Nicht jeder ist davon überzeugt, dass Metalle für einen neuen Superzyklus bereit sind. Das Wachstum der erneuerbaren Energien und der Elektrofahrzeuge wird die Nachfrage nach Metallen ankurbeln, was jedoch durch einen Rückgang der Nachfrage aus China, dem nach wie vor größten Rohstoffverbraucher der Welt, wieder ausgeglichen werden könnte.
Einige Wirtschaftswissenschaftler sind der Ansicht, dass China seinen Höhepunkt erreicht hat, und prognostizieren für das nächste Jahrzehnt eine sehr starke Verlangsamung des Wirtschaftswachstums, die die erhöhte Metallnachfrage aufgrund von Dekarbonisierungsinitiativen mehr als ausgleichen wird.
Technologie – entweder durch Innovationen in der Fördertechnik oder in der Exploration – könnte die Versorgung ebenfalls verbessern.
BHP und Freeport haben beide in ein privates Unternehmen namens Jetti Resources investiert, das behauptet, die Antwort auf eines der größten Rätsel der Kupferbergbauindustrie gefunden zu haben – wie man das Metall aus reichlich vorhandenen, aber minderwertigen Erzen wirtschaftlich gewinnen kann.

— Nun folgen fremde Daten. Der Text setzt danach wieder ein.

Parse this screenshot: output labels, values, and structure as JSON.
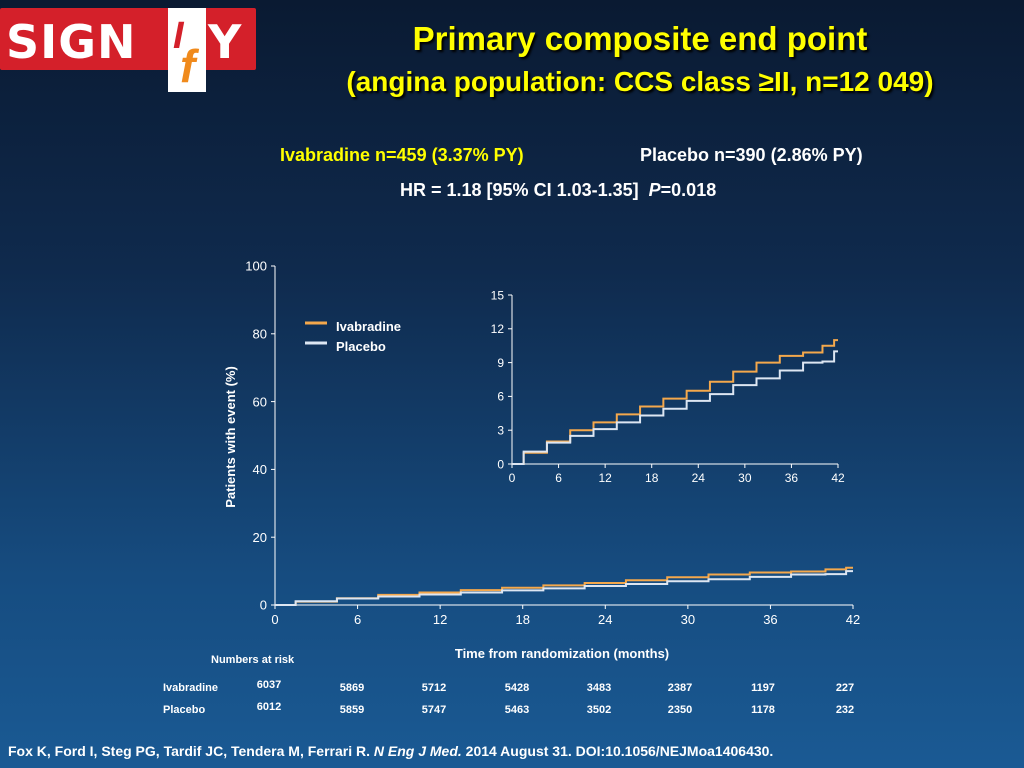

Im Bereich Nickel hat das chinesische Unternehmen Tsingshan Holding Group, das den Weg für die Edelstahlindustrie geebnet hat, eine Form des Metalls, das in der Edelstahlproduktion verwendet wird, in eine Form umgewandelt, die sich für Elektrofahrzeugbatterien eignet, und damit eine weitere Versorgungsquelle für die Industrie erschlossen. Auch die Automobilhersteller suchen nach Alternativen zu Kobalt für die Verwendung in Batterien.

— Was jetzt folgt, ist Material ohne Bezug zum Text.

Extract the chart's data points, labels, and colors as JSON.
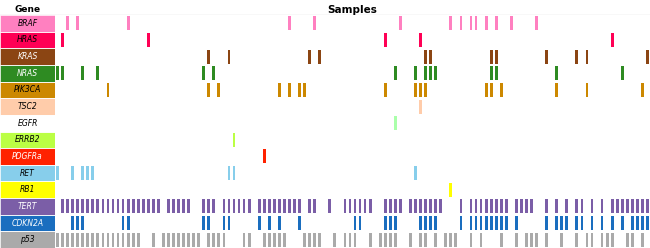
{
  "genes": [
    "BRAF",
    "HRAS",
    "KRAS",
    "NRAS",
    "PIK3CA",
    "TSC2",
    "EGFR",
    "ERRB2",
    "PDGFRa",
    "RET",
    "RB1",
    "TERT",
    "CDKN2A",
    "p53"
  ],
  "gene_colors": [
    "#FF80C0",
    "#FF0055",
    "#8B4513",
    "#2E8B22",
    "#CC8800",
    "#FFCCAA",
    "#FFFFFF",
    "#BBFF44",
    "#FF2200",
    "#87CEEB",
    "#FFFF00",
    "#7B5EA7",
    "#1A6EBF",
    "#AAAAAA"
  ],
  "gene_text_colors": [
    "black",
    "black",
    "white",
    "white",
    "black",
    "black",
    "black",
    "black",
    "white",
    "black",
    "black",
    "white",
    "white",
    "black"
  ],
  "bar_colors": [
    "#FF80C0",
    "#FF0055",
    "#8B4513",
    "#2E8B22",
    "#CC8800",
    "#FFCCAA",
    "#AAFFAA",
    "#BBFF44",
    "#FF2200",
    "#87CEEB",
    "#FFFF00",
    "#7B5EA7",
    "#1A6EBF",
    "#AAAAAA"
  ],
  "n_samples": 118,
  "title": "Samples",
  "gene_label": "Gene",
  "mut_positions": [
    [
      2,
      4,
      14,
      46,
      51,
      68,
      78,
      80,
      82,
      83,
      85,
      87,
      90,
      95
    ],
    [
      1,
      18,
      65,
      72,
      110
    ],
    [
      30,
      34,
      50,
      52,
      73,
      74,
      86,
      87,
      97,
      103,
      105,
      117
    ],
    [
      0,
      1,
      5,
      8,
      29,
      31,
      67,
      71,
      73,
      74,
      75,
      86,
      87,
      99,
      112
    ],
    [
      10,
      30,
      32,
      44,
      46,
      48,
      49,
      65,
      71,
      72,
      73,
      85,
      86,
      88,
      99,
      105,
      116
    ],
    [
      72
    ],
    [
      67
    ],
    [
      35
    ],
    [
      41
    ],
    [
      0,
      3,
      5,
      6,
      7,
      34,
      35,
      71
    ],
    [
      78
    ],
    [
      1,
      2,
      3,
      4,
      5,
      6,
      7,
      8,
      9,
      10,
      11,
      12,
      13,
      14,
      15,
      16,
      17,
      18,
      19,
      20,
      22,
      23,
      24,
      25,
      26,
      29,
      30,
      31,
      33,
      34,
      35,
      36,
      37,
      38,
      40,
      41,
      42,
      43,
      44,
      45,
      46,
      47,
      48,
      50,
      51,
      54,
      57,
      58,
      59,
      60,
      61,
      62,
      65,
      66,
      67,
      68,
      70,
      71,
      72,
      73,
      74,
      75,
      76,
      80,
      82,
      83,
      84,
      85,
      86,
      87,
      88,
      89,
      91,
      92,
      93,
      94,
      97,
      99,
      101,
      103,
      104,
      106,
      108,
      110,
      111,
      112,
      113,
      114,
      115,
      116,
      117
    ],
    [
      3,
      4,
      5,
      13,
      14,
      29,
      30,
      33,
      34,
      40,
      42,
      44,
      48,
      59,
      60,
      65,
      66,
      67,
      72,
      73,
      74,
      75,
      80,
      82,
      83,
      84,
      85,
      86,
      87,
      88,
      89,
      91,
      97,
      99,
      100,
      101,
      103,
      104,
      106,
      108,
      110,
      112,
      114,
      115,
      116,
      117
    ],
    [
      0,
      1,
      2,
      3,
      4,
      5,
      6,
      7,
      8,
      9,
      10,
      11,
      12,
      13,
      14,
      15,
      16,
      19,
      21,
      22,
      23,
      24,
      25,
      26,
      27,
      28,
      30,
      31,
      32,
      33,
      37,
      38,
      41,
      42,
      43,
      44,
      45,
      49,
      50,
      51,
      52,
      55,
      57,
      58,
      59,
      62,
      64,
      65,
      66,
      67,
      70,
      72,
      73,
      75,
      77,
      78,
      79,
      82,
      84,
      88,
      91,
      93,
      94,
      95,
      97,
      100,
      103,
      105,
      106,
      108,
      109,
      110,
      113,
      114,
      116
    ]
  ]
}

Was Kupfer betrifft, so weisen Analysten darauf hin, dass der Kupfermarkt in den nächsten Jahren zusätzlichen Nachschub erhalten wird, da bereits vor Jahren genehmigte Projekte – wie Ivanhoes Kamoa Kakula in der Demokratischen Republik Kongo und Anglo Americas Quellaveco in Peru – die Produktion aufnehmen und ihre volle Kapazität erreichen.
Diese geplanten Produktionssteigerungen verschieben die befürchtete Angebotsverknappung nur auf später im Jahrzehnt. In der Zwischenzeit könnte es jedoch zu erheblichen Schwankungen auf dem Markt kommen, da die Händler kurz- und langfristige Überlegungen abwägen.